At a time when the incipient inflationary pressures are high, the meeting of inflation target of 6.5 percent for FY07 poses a huge challenge to the State Bank.
The recent policy moves of the State Bank are geared towards achieving the desired objective of containing aggregate demand in the economy. It has enhanced frequency and intensity of open market operations to manage the banking system liquidity and increased the reserve ratios in July 2006.
At the same time, the MPS has clearly called upon the government to reflect on its domestic borrowing strategy to ensure "that budget recourse to central bank is curtailed by enhancing reliance on non-bank financing options. Besides helping to mitigate inflationary consequences, this borrowing strategy would help stretch the maturity of domestic borrowings, while ensuring offering market a benchmark to issue long-term papers".
We feel that most of the observations in the MPS are appropriate to the situation.
The fact that these were also contained in the third quarterly report issued by the State Bank only a fortnight ago does not mean that they have lost their relevance or importance. Obviously, the central bank appears to be greatly concerned about the risks associated with the increase in inflationary pressures, the emerging weakness in fiscal indicators and the widening of current account deficit.
In the last one-year or so, it has indicated the need of taking corrective policy measures on various occasions to protect long-term growth prospects of the economy. On its part, it took the initiative to increase the CRR and SLR substantially on 18th July 2006 so that the credit creating capacity of the banks may be reduced considerably and the growth in domestic assets and liquidity contained within reasonable limits.
We believe that this measure would help reduce demand pressures in the economy and soften inflationary pressures with the passage of time, though it is too early to say whether the inflationary target of 6.5 percent will be achieved or not during 2006-07.
We would urge the government to do its part as well so that the job of the State Bank to contain inflation at the targeted level becomes easy and further harsh monetary measures can be avoided. In particular, the government needs to curtail the budget deficit to around three percent of GDP and finance it through domestic non-bank borrowings as suggested by the SBP in its MPS.
Issuance of long-term paper, ie, PIBs, in greater amounts and more frequently would not only serve this purpose but also set a benchmark for interest rate structure in the economy.
As indicated by the State Bank in the MPS, it has already started the process of turning the screws so far as monetary management is concerned. Reserve ratios were enhanced considerably in the third week of July 2006 and the discount rate was raised by 50 basis points to 9.5 percent on the very day the MPS was announced.
These three major initiatives in a single month would drain out a substantial amount of liquidity from the market, make money more expensive and help curb inflationary tendencies in the economy.
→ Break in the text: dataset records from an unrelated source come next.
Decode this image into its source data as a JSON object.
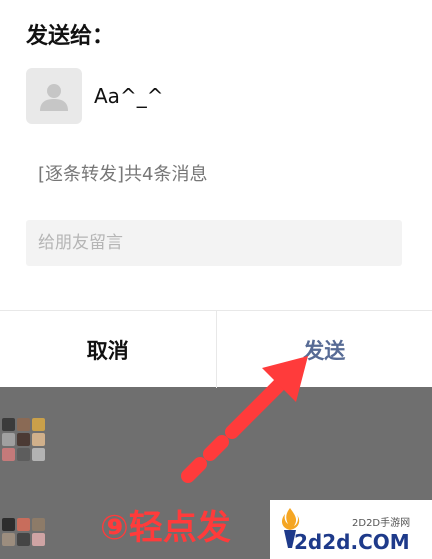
{
  "dialog": {
    "title": "发送给：",
    "recipient": {
      "name": "Aa^_^",
      "avatar_icon": "default-user-avatar-icon"
    },
    "message_summary": "[逐条转发]共4条消息",
    "comment": {
      "placeholder": "给朋友留言",
      "value": ""
    },
    "cancel_label": "取消",
    "send_label": "发送",
    "accent_color": "#576b95"
  },
  "annotation": {
    "step_text": "⑨轻点发",
    "arrow_color": "#ff3b3b"
  },
  "watermark": {
    "site_name": "2D2D手游网",
    "domain": "2d2d.COM"
  }
}
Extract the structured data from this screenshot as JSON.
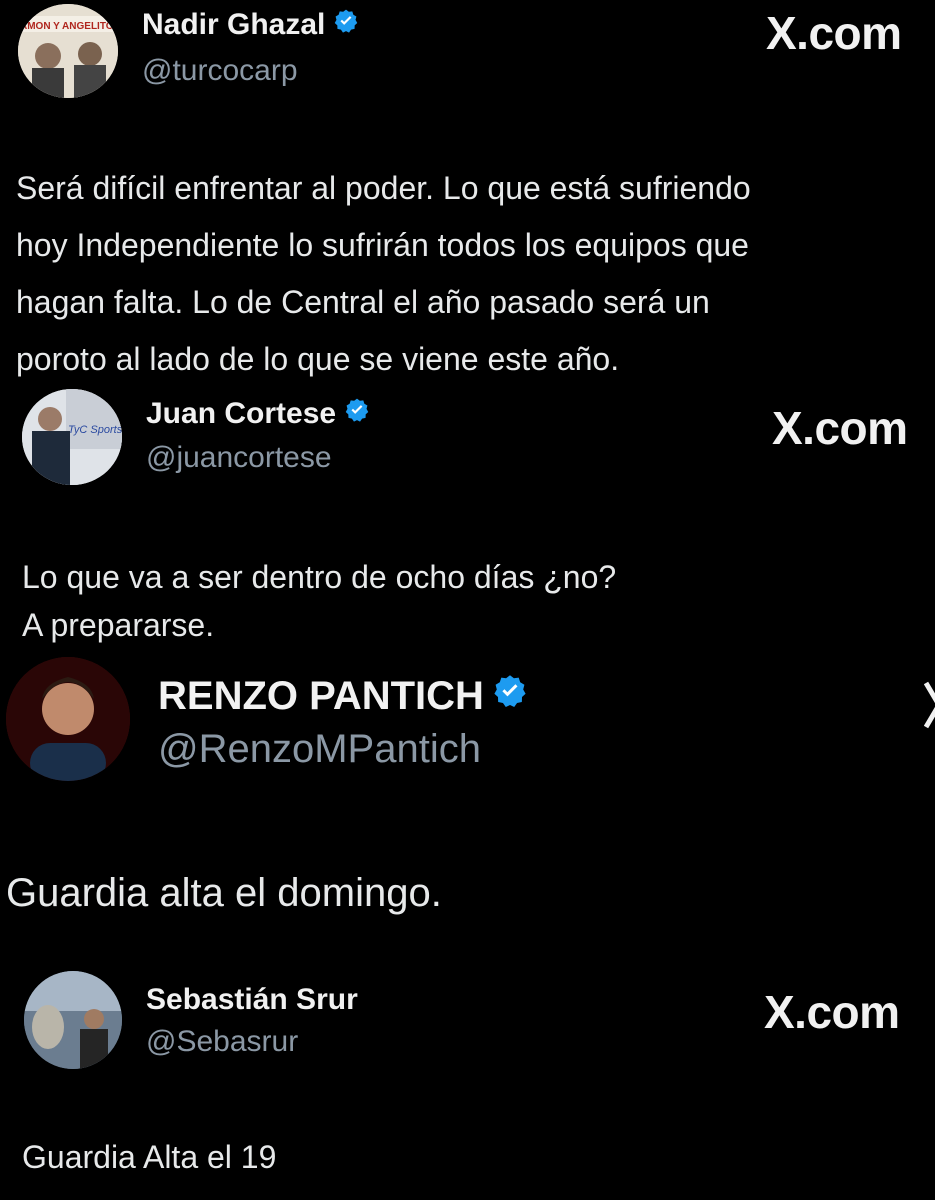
{
  "site_label": "X.com",
  "tweets": [
    {
      "name": "Nadir Ghazal",
      "handle": "@turcocarp",
      "verified": true,
      "avatar_text": "AMON Y ANGELITO",
      "text": "Será difícil enfrentar al poder. Lo que está sufriendo\nhoy Independiente lo sufrirán todos los equipos que\nhagan falta. Lo de Central el año pasado será un\nporoto al lado de lo que se viene este año."
    },
    {
      "name": "Juan Cortese",
      "handle": "@juancortese",
      "verified": true,
      "avatar_text": "TyC Sports",
      "text": "Lo que va a ser dentro de ocho días ¿no?\nA prepararse."
    },
    {
      "name": "RENZO PANTICH",
      "handle": "@RenzoMPantich",
      "verified": true,
      "text": "Guardia alta el domingo."
    },
    {
      "name": "Sebastián Srur",
      "handle": "@Sebasrur",
      "verified": false,
      "text": "Guardia Alta el 19"
    }
  ],
  "colors": {
    "background": "#000000",
    "text": "#e7e9ea",
    "handle": "#8b98a5",
    "verified": "#1d9bf0"
  },
  "icons": [
    "verified-badge-icon",
    "x-logo-icon"
  ]
}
A reasonable rate of inflation (lower than the threshold level of 5-9 percent has been suggested in the MPS) would not only help sustain long-term growth but also improve the external sector situation of the country.
Hopefully, the State Bank, from now onwards, would keep a very close watch on the monetary aggregates to judge the effectiveness of its recent initiatives. As is evident, the average money supply growth of 18 percent during the last four years was on a very high side and needs to be brought down considerably to achieve the desired objectives. If that does not happen, the screws may have to be tightened further by the State Bank.